With the development of information technology, the database has become an essential tool for the normal operation of enterprises. All the data of enterprises are stored in the database, so it can be said that the reliability of the database is related to the survival of enterprises.
Therefore, the protection and backup of data is the most important part of the database business, and the availability of the system and the reliability of the data are crucial to the database.
The availability of a database is the ability of a database to maintain its normal function when used under specified conditions. Its quantitative parameter is availability, which represents the probability of maintaining its normal business function at a certain time when the database product is used under specified conditions. Highly available databases provide automatic failover to backup quickly and automatically, so that users and applications can continue to work without interruption.
Data consistency refers to whether the logical relationship between the associated data of the database is correct and complete. Data consistency can ensure the consistency of data results obtained by users.
For TcaplusDB, the most important thing to design the usability and data consistency of database system is to meet the needs of users. Only by starting from the needs of users can we design the best database.
TcaplusDB introduces TcaplusDB’s high availability, data security, and disaster recovery mechanism.
High availability
TcaplusDB components are deployed in high availability mode by default:
- The tCAPCenter of the management node is deployed in Master/Slave mode. If the Master node fails, the tCAPCenter automatically switches to the Slave node.
- Multiple processes are deployed on the management node tCAPdir.
- Tcaproxy at the access layer adopts redundancy mode. If a single a-layer node fails, user request processing will not be abnormal.

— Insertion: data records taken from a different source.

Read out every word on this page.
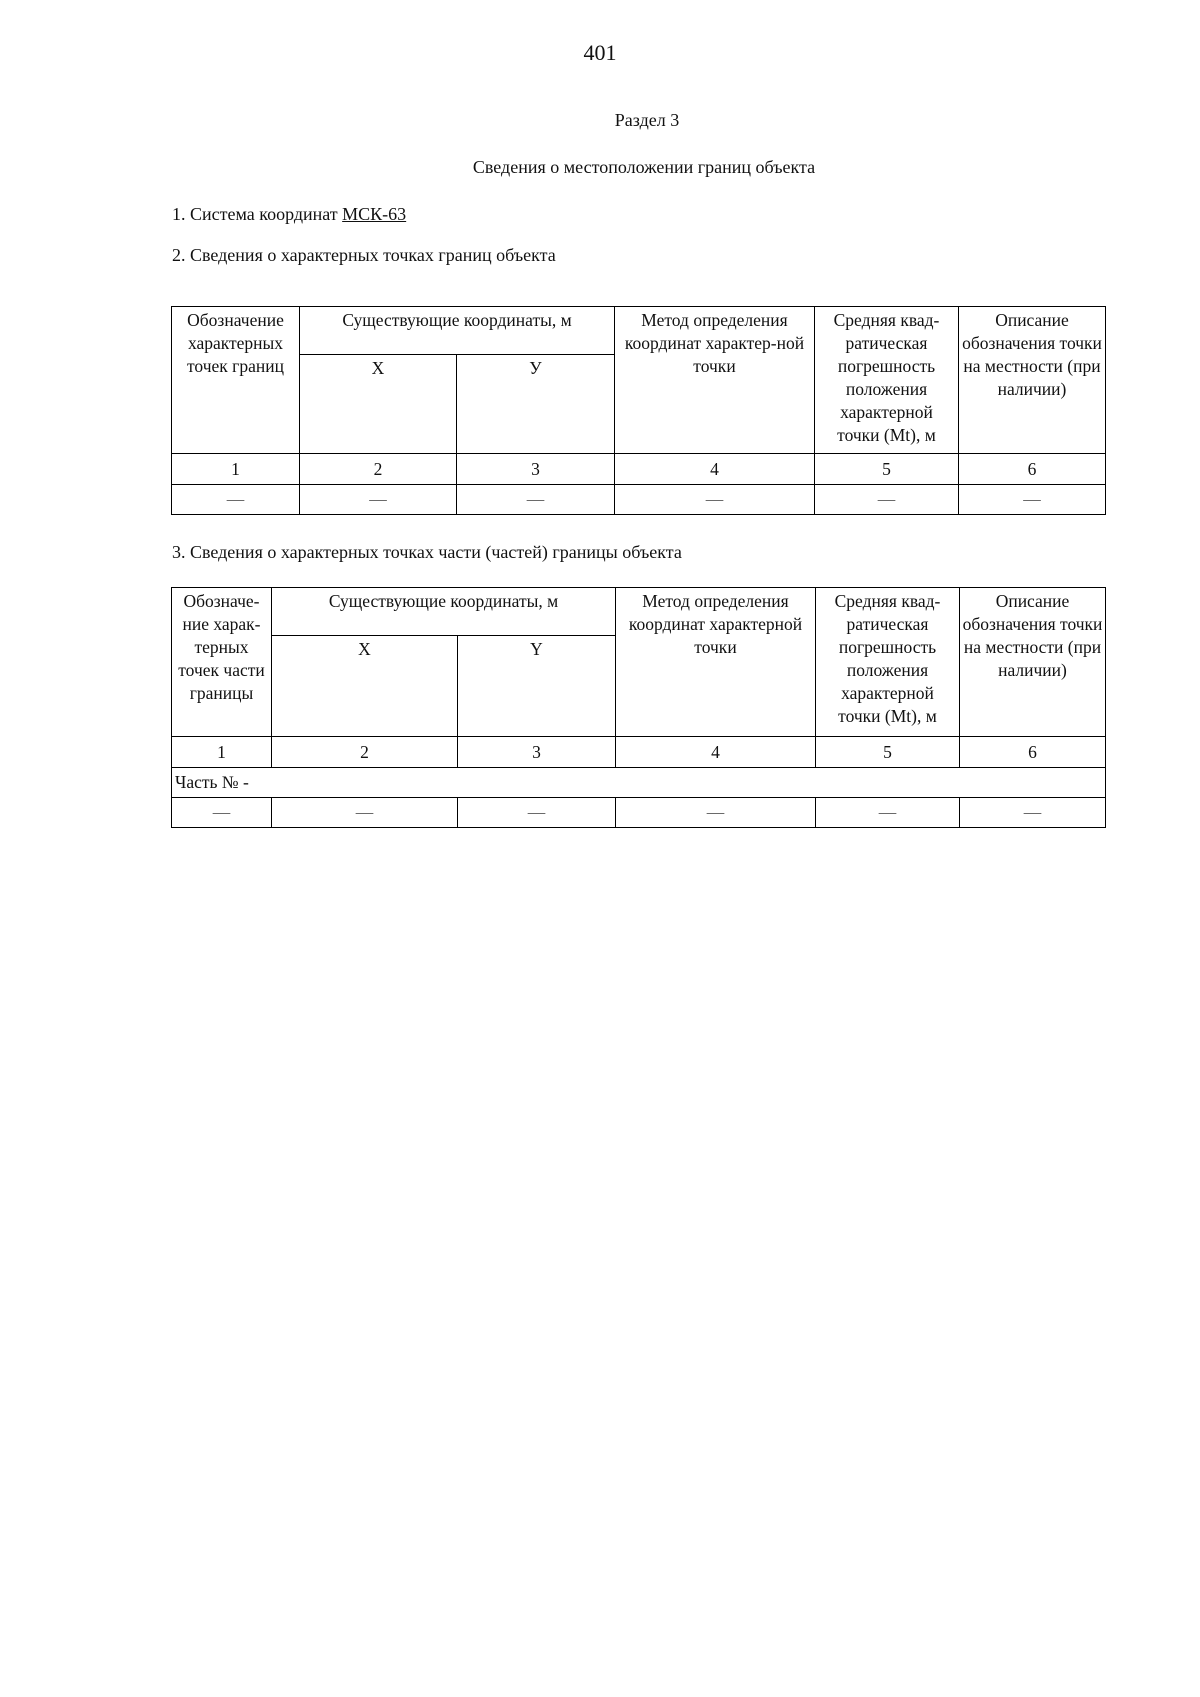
401
Раздел 3
Сведения о местоположении границ объекта
1. Система координат МСК-63
2. Сведения о характерных точках границ объекта
Обозначение характерных точек границ	Существующие координаты, м		Метод определения координат характер-ной точки	Средняя квад-ратическая погрешность положения характерной точки (Mt), м	Описание обозначения точки на местности (при наличии)
	X	У			
1	2	3	4	5	6
—	—	—	—	—	—
3. Сведения о характерных точках части (частей) границы объекта
Обозначе-ние харак-терных точек части границы	Существующие координаты, м		Метод определения координат характерной точки	Средняя квад-ратическая погрешность положения характерной точки (Mt), м	Описание обозначения точки на местности (при наличии)
	X	Y			
1	2	3	4	5	6
Часть № -					
—	—	—	—	—	—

- The TCAPSVR storage layer works in Master/Slave mode. Tcapsvr Master/Slave at the storage layer and TCAProxy at the access layer It is preferred to deploy tCAProxy across equipment rooms in the same city or across racks, switches, and floors.
Data consistency assurance
For TcaplusDB, there are perfect data consistency guarantee measures, as shown below:
- In normal read and write scenarios, the active and standby nodes use the binlog to ensure data consistency. The active and standby nodes execute the binlog in a strictly consistent time sequence. The time difference between master and slave is about 10ms. Service read and write requests are executed on the primary node.
- Active/standby switchover: The system performs an active switchover after data synchronization is complete. Failover if the master process does not exist, about 10ms of data may be lost. In this case, the old requests are still connected to the original master. TcaplusDB active-standby synchronization currently uses an asynchronous write mechanism. At present, the internal and external customers used for this kind of loss is still in an acceptable range, will not cause too much impact on the business. In view of this situation, the project team is also planning to design a strong synchronization mechanism to ensure that data will not be lost, but it will sacrifice some throughput.
- Periodic full data consistency comparison: Performs a full data consistency comparison during off-peak periods based on user requirements. During the comparison process, the system automatically determines and verifies the inconsistency between front-end read and write products based on the record modification time to discover potential inconsistency risks in the system. In order to ensure the efficiency of comparison, it is common practice to spot check partial data fragments of some core tables for full comparison.
- Cold backup data consistency guarantee: When the standby node performs full cold backup, the full data file at the cold backup start point is in the static state. In this case, the full data is backed up by byte copy, ensuring data consistency. During the cold standby period, front-end read and write operations are not affected at all. New requests are written to small change sets, and full data and small change sets are combined.
- Data landing security: CRC checks are performed on service data when a storage node lands. If data is tampered with, CRC checks fail and incorrect data is not returned to users.
The disaster recovery
TcaplusDB API maintains a consistent Hash ring. When adding or removing access layer nodes, TcaplusDB API automatically adjusts access layer TCAProxy information.
- Abnormal at the access layer: TcaplusDB sends heartbeat messages to tCAProxy at the access layer every second. If the node at the access layer does not respond within 10 seconds, the TcaplusDB API proactively indicates that the node is unavailable and uses another node.
- Storage layer exception: TCAPsvR Slave will be replaced by a new Slave node when an exception occurs. If the TCAPsvr master is abnormal, the Slave will switch to master. During the switchover, user requests fail. You are advised to add retry logic codes. Master/Slave supports subhealth switchover. When the read/write error rate reaches the threshold (80% by default), the Master/Slave switchover is performed, as shown in the following figure:
Disaster Recovery Diagram
Tcaproxy at the access layer and TCAPSVR at the storage layer both provide overload protection. If the number of read/write requests exceeds the number of reserved read/write requests, error codes are returned.
The last
Now that we’ve looked at TcaplusDB’s high availability and data security, as well as its disaster recovery mechanism, we’ll uncover more of the special mysteries of TcaplusDB design.